Although the law says that arbitration agreements are valid and enforceable, the law also allows for people to go to court and have an unfair or illegal contract overturned. This is how Epic Systems reached the U.S. Supreme Court. The case concerned the issue of whether employers can require employees to agree to arbitration of class action disputes. The court ruled 5-4 that employers can do so.
The decision hinged not on the dispute between the parties but on a conflict between two applicable laws. On the one hand, the FAA makes arbitration agreements enforceable, while on the other the National Labor Relations Act (NLRA) grants employees the right to “to engage in…concerted activities” for their “mutual aid or protection.” One such activity is to participate in a class action lawsuit.
Class action suits have long been a remedy of choice for attorneys representing employees. In Epic Systems, groups of employees sought to redress what they claim was wage theft by their employers. As the dissent summarized it: “The employees…complain that their employers have underpaid them…. Individually, their claims are small, scarcely of a size warranting the expense of seeking redress alone.” While one employee’s claim may not amount to much money, however, millions may be at stake when a group of employees present a claim that they were all illegally denied their overtime. Although individual plaintiffs may not get much money even with a victory in court, some employers have had to pay some very large class action verdicts and settlements thanks to the NLRA and similar laws.
By handing a defeat to the application of class actions, Epic Systems may be viewed as a win for employers, but that does not mean that employers can ignore the risk of noncompliance. Employers that use arbitration contracts can best capitalize on Epic Systems by crafting agreements and policies that are in accordance with local, state, and federal law. Here are three examples to consider:
- Ambiguity. A court may toss out a contract that is vague or ambiguous. If, for example, an employee signs an employee manual that is unclear regarding its provisions and scope (say by mixing pages of common-sense workplace rules together with more complicated legal provisions regarding arbitration), a court may decide that the employee is not bound by the agreement. In short, an employer should not try to sneak a contract past an employee.

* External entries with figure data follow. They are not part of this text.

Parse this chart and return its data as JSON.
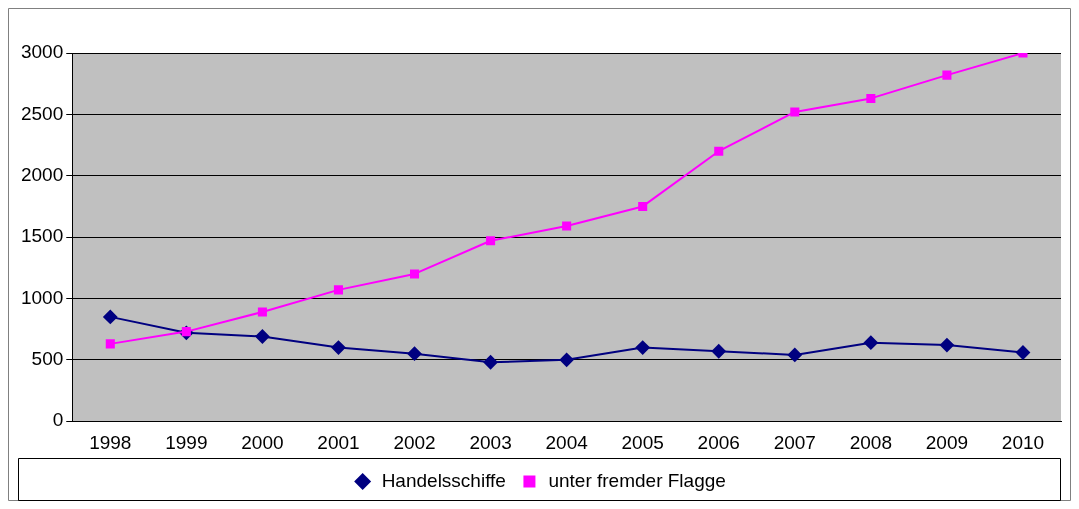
{
  "chart_data": {
    "type": "line",
    "categories": [
      "1998",
      "1999",
      "2000",
      "2001",
      "2002",
      "2003",
      "2004",
      "2005",
      "2006",
      "2007",
      "2008",
      "2009",
      "2010"
    ],
    "series": [
      {
        "name": "Handelsschiffe",
        "color": "#000080",
        "marker": "diamond",
        "values": [
          850,
          720,
          690,
          600,
          550,
          480,
          500,
          600,
          570,
          540,
          640,
          620,
          560
        ]
      },
      {
        "name": "unter fremder Flagge",
        "color": "#ff00ff",
        "marker": "square",
        "values": [
          630,
          730,
          890,
          1070,
          1200,
          1470,
          1590,
          1750,
          2200,
          2520,
          2630,
          2820,
          3000
        ]
      }
    ],
    "ylim": [
      0,
      3000
    ],
    "yticks": [
      0,
      500,
      1000,
      1500,
      2000,
      2500,
      3000
    ],
    "grid": "y",
    "legend": "bottom",
    "line_style": "solid"
  }
}
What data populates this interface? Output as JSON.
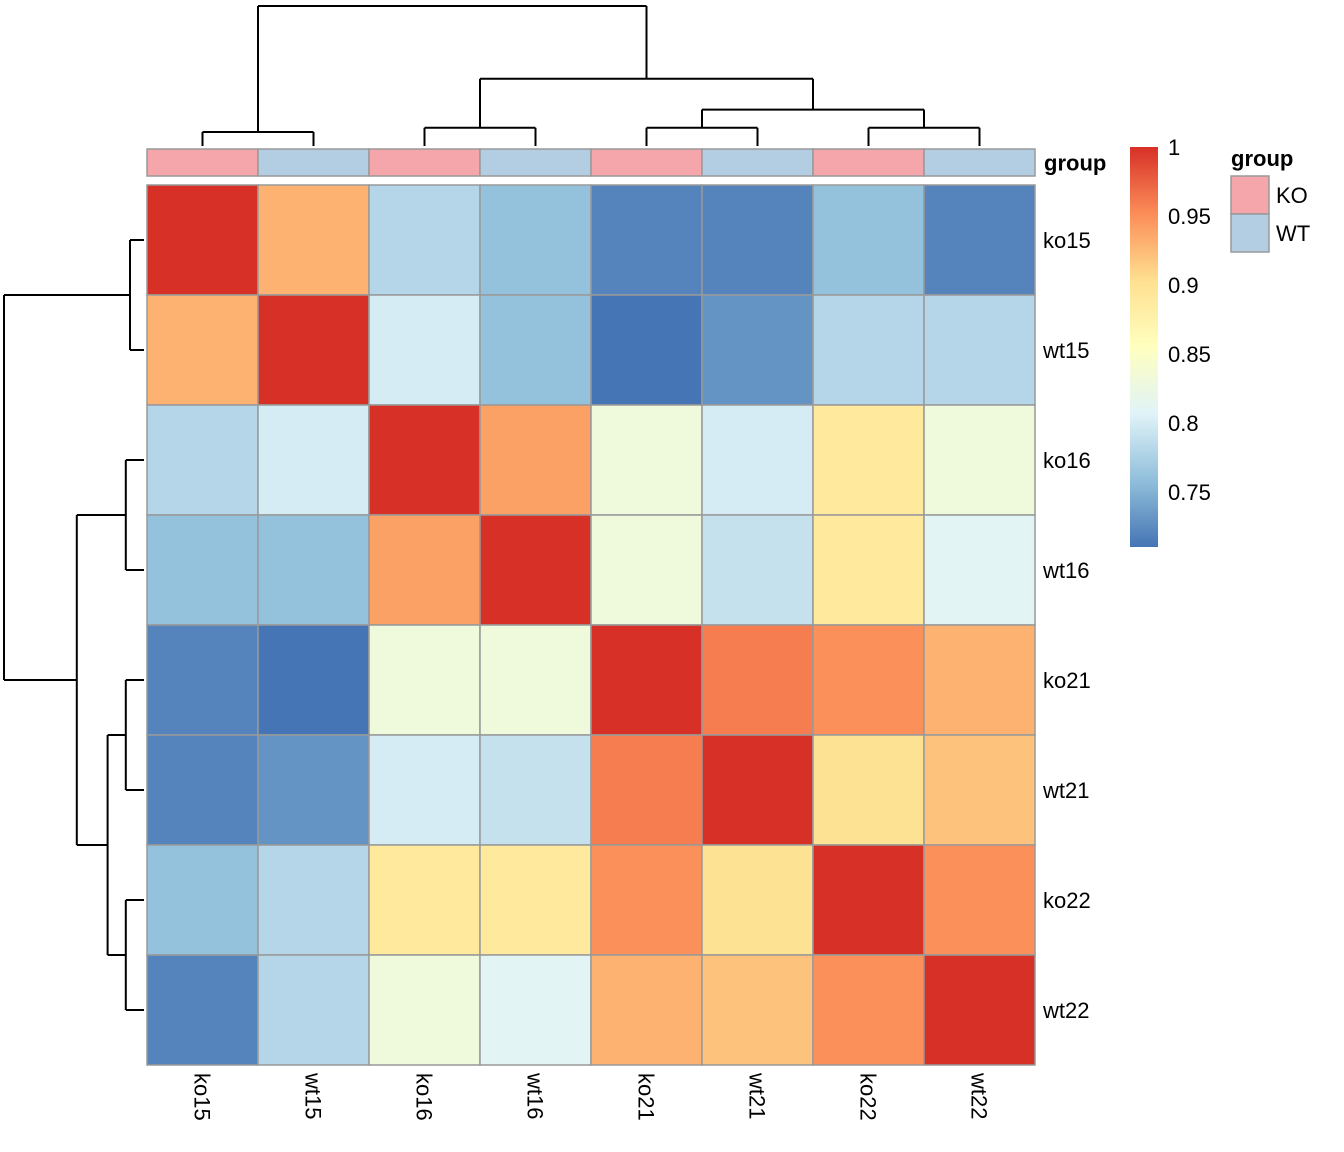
{
  "chart_data": {
    "type": "heatmap",
    "title": "",
    "rows": [
      "ko15",
      "wt15",
      "ko16",
      "wt16",
      "ko21",
      "wt21",
      "ko22",
      "wt22"
    ],
    "columns": [
      "ko15",
      "wt15",
      "ko16",
      "wt16",
      "ko21",
      "wt21",
      "ko22",
      "wt22"
    ],
    "values": [
      [
        1.0,
        0.93,
        0.78,
        0.76,
        0.72,
        0.72,
        0.76,
        0.72
      ],
      [
        0.93,
        1.0,
        0.8,
        0.76,
        0.71,
        0.73,
        0.78,
        0.78
      ],
      [
        0.78,
        0.8,
        1.0,
        0.94,
        0.83,
        0.8,
        0.89,
        0.83
      ],
      [
        0.76,
        0.76,
        0.94,
        1.0,
        0.83,
        0.79,
        0.89,
        0.81
      ],
      [
        0.72,
        0.71,
        0.83,
        0.83,
        1.0,
        0.96,
        0.95,
        0.93
      ],
      [
        0.72,
        0.73,
        0.8,
        0.79,
        0.96,
        1.0,
        0.9,
        0.92
      ],
      [
        0.76,
        0.78,
        0.89,
        0.89,
        0.95,
        0.9,
        1.0,
        0.95
      ],
      [
        0.72,
        0.78,
        0.83,
        0.81,
        0.93,
        0.92,
        0.95,
        1.0
      ]
    ],
    "annotation": {
      "name": "group",
      "values": [
        "KO",
        "WT",
        "KO",
        "WT",
        "KO",
        "WT",
        "KO",
        "WT"
      ],
      "colors": {
        "KO": "#F4A6AA",
        "WT": "#B3CDE3"
      }
    },
    "legend": {
      "title": "group",
      "entries": [
        "KO",
        "WT"
      ],
      "placement": "right"
    },
    "colorbar": {
      "min": 0.71,
      "max": 1.0,
      "ticks": [
        0.75,
        0.8,
        0.85,
        0.9,
        0.95,
        1
      ],
      "tick_labels": [
        "0.75",
        "0.8",
        "0.85",
        "0.9",
        "0.95",
        "1"
      ],
      "palette": [
        "#4575B4",
        "#91BFDB",
        "#E0F3F8",
        "#FFFFBF",
        "#FEE090",
        "#FC8D59",
        "#D73027"
      ]
    },
    "column_dendrogram": [
      [
        0,
        1
      ],
      [
        2,
        3
      ],
      [
        4,
        5
      ],
      [
        6,
        7
      ],
      [
        10,
        11
      ],
      [
        9,
        12
      ],
      [
        8,
        13
      ]
    ],
    "row_dendrogram": [
      [
        0,
        1
      ],
      [
        2,
        3
      ],
      [
        4,
        5
      ],
      [
        6,
        7
      ],
      [
        10,
        11
      ],
      [
        9,
        12
      ],
      [
        8,
        13
      ]
    ]
  }
}
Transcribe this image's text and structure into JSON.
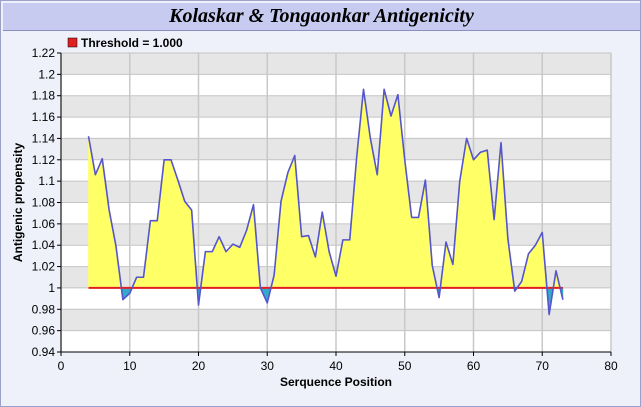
{
  "chart_data": {
    "type": "area",
    "title": "Kolaskar & Tongaonkar Antigenicity",
    "xlabel": "Serquence Position",
    "ylabel": "Antigenic propensity",
    "xlim": [
      0,
      80
    ],
    "ylim": [
      0.94,
      1.22
    ],
    "x_ticks": [
      "0",
      "10",
      "20",
      "30",
      "40",
      "50",
      "60",
      "70",
      "80"
    ],
    "y_ticks": [
      "0.94",
      "0.96",
      "0.98",
      "1",
      "1.02",
      "1.04",
      "1.06",
      "1.08",
      "1.1",
      "1.12",
      "1.14",
      "1.16",
      "1.18",
      "1.2",
      "1.22"
    ],
    "grid": true,
    "legend": {
      "position": "top-left",
      "label": "Threshold = 1.000",
      "color": "#e02020"
    },
    "threshold": 1.0,
    "threshold_x": [
      4,
      73
    ],
    "colors": {
      "area_above": "#ffff66",
      "area_below": "#33aacc",
      "line": "#5555cc",
      "threshold": "#e02020",
      "band": "#e6e6e6"
    },
    "series": [
      {
        "x": [
          4,
          5,
          6,
          7,
          8,
          9,
          10,
          11,
          12,
          13,
          14,
          15,
          16,
          17,
          18,
          19,
          20,
          21,
          22,
          23,
          24,
          25,
          26,
          27,
          28,
          29,
          30,
          31,
          32,
          33,
          34,
          35,
          36,
          37,
          38,
          39,
          40,
          41,
          42,
          43,
          44,
          45,
          46,
          47,
          48,
          49,
          50,
          51,
          52,
          53,
          54,
          55,
          56,
          57,
          58,
          59,
          60,
          61,
          62,
          63,
          64,
          65,
          66,
          67,
          68,
          69,
          70,
          71,
          72,
          73
        ],
        "y": [
          1.142,
          1.106,
          1.121,
          1.073,
          1.039,
          0.989,
          0.995,
          1.01,
          1.01,
          1.063,
          1.063,
          1.12,
          1.12,
          1.101,
          1.081,
          1.073,
          0.984,
          1.034,
          1.034,
          1.048,
          1.034,
          1.041,
          1.038,
          1.054,
          1.078,
          1.0,
          0.986,
          1.012,
          1.081,
          1.108,
          1.124,
          1.048,
          1.049,
          1.029,
          1.071,
          1.034,
          1.011,
          1.045,
          1.045,
          1.122,
          1.186,
          1.14,
          1.106,
          1.186,
          1.161,
          1.181,
          1.12,
          1.066,
          1.066,
          1.101,
          1.021,
          0.991,
          1.043,
          1.022,
          1.1,
          1.14,
          1.12,
          1.127,
          1.129,
          1.064,
          1.136,
          1.046,
          0.997,
          1.006,
          1.032,
          1.04,
          1.052,
          0.975,
          1.016,
          0.989
        ]
      }
    ]
  }
}
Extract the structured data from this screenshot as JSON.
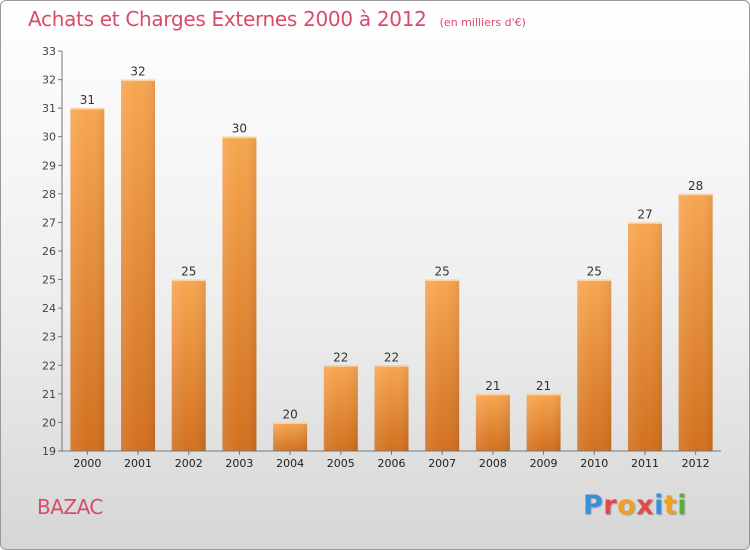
{
  "title": "Achats et Charges Externes 2000 à 2012",
  "subtitle": "(en milliers d'€)",
  "commune": "BAZAC",
  "brand": {
    "letters": [
      "P",
      "r",
      "o",
      "x",
      "i",
      "t",
      "i"
    ],
    "colors": [
      "#3a8fd6",
      "#e04a4a",
      "#f0a020",
      "#e04a4a",
      "#3a8fd6",
      "#f0a020",
      "#5cb030"
    ]
  },
  "colors": {
    "accent": "#d84c6a",
    "bar_top": "#f7a650",
    "bar_bottom": "#d2701e",
    "axis": "#777777"
  },
  "chart_data": {
    "type": "bar",
    "title": "Achats et Charges Externes 2000 à 2012",
    "subtitle": "(en milliers d'€)",
    "categories": [
      "2000",
      "2001",
      "2002",
      "2003",
      "2004",
      "2005",
      "2006",
      "2007",
      "2008",
      "2009",
      "2010",
      "2011",
      "2012"
    ],
    "values": [
      31,
      32,
      25,
      30,
      20,
      22,
      22,
      25,
      21,
      21,
      25,
      27,
      28
    ],
    "data_labels": [
      "31",
      "32",
      "25",
      "30",
      "20",
      "22",
      "22",
      "25",
      "21",
      "21",
      "25",
      "27",
      "28"
    ],
    "ylim": [
      19,
      33
    ],
    "yticks": [
      19,
      20,
      21,
      22,
      23,
      24,
      25,
      26,
      27,
      28,
      29,
      30,
      31,
      32,
      33
    ],
    "grid": false,
    "legend": "none"
  }
}
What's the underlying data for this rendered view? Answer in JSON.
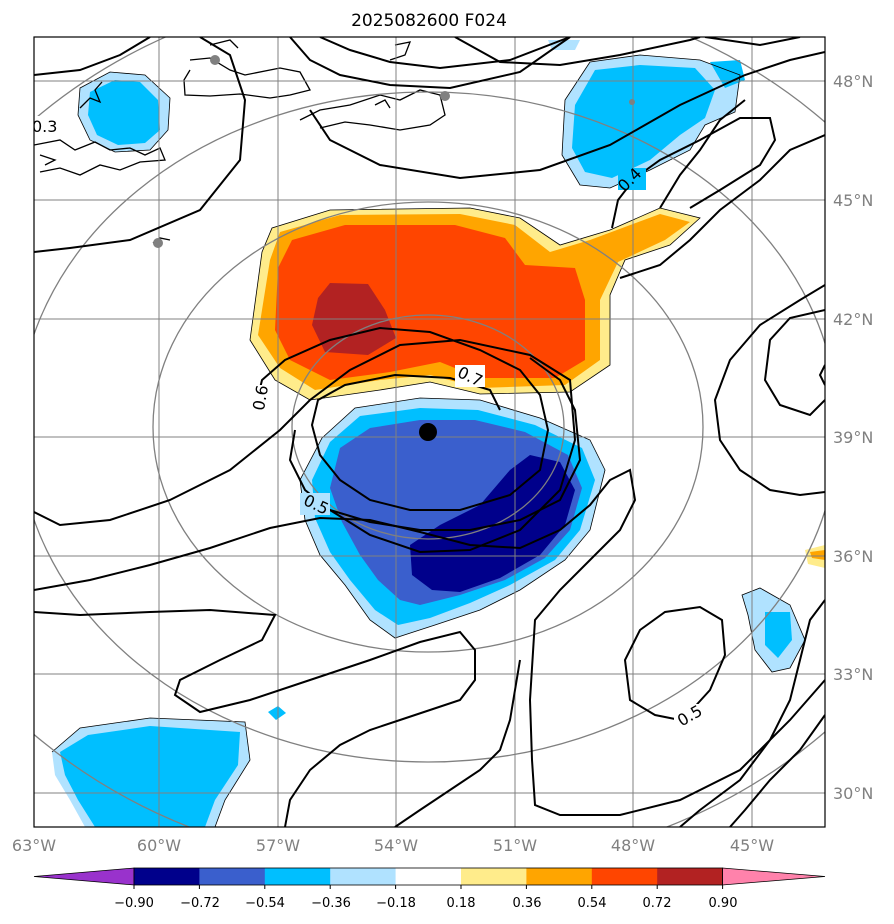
{
  "title": "2025082600 F024",
  "map": {
    "lon_labels": [
      "63°W",
      "60°W",
      "57°W",
      "54°W",
      "51°W",
      "48°W",
      "45°W"
    ],
    "lat_labels": [
      "48°N",
      "45°N",
      "42°N",
      "39°N",
      "36°N",
      "33°N",
      "30°N"
    ],
    "contour_labels": [
      "0.3",
      "0.4",
      "0.6",
      "0.7",
      "0.5",
      "0.5"
    ],
    "center_marker": {
      "lon": -53.2,
      "lat": 39.1
    }
  },
  "colorbar": {
    "levels": [
      "−0.90",
      "−0.72",
      "−0.54",
      "−0.36",
      "−0.18",
      "0.18",
      "0.36",
      "0.54",
      "0.72",
      "0.90"
    ],
    "colors": [
      "#9932cc",
      "#00008b",
      "#3a5fcd",
      "#00bfff",
      "#b0e2ff",
      "#ffffff",
      "#ffec8b",
      "#ffa500",
      "#ff4500",
      "#b22222",
      "#ff82ab"
    ]
  },
  "colors": {
    "grid": "#808080",
    "contour": "#000000",
    "land_marker": "#808080"
  }
}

- Coercion. Forcing someone to sign a contract makes it void. Employers should not make threats in order to get employees to sign arbitration contracts.
- Going too far. Courts examine contracts for one-sidedness. While arbitration agreements in general may be acceptable, they may be voided if their language is clearly unfair to the employee. Courts may examine whether the employee retains some power regarding the choice of arbitrator, the rules under which the arbitration may be held, the remedies available under the arbitration, and whether the employee retains the right to an attorney, for example.
While Epic Systems has ruled in favor of enforcement of employment arbitration contracts generally, employers should nevertheless ensure that their particular contracts are enforceable, clear, and fairly applied.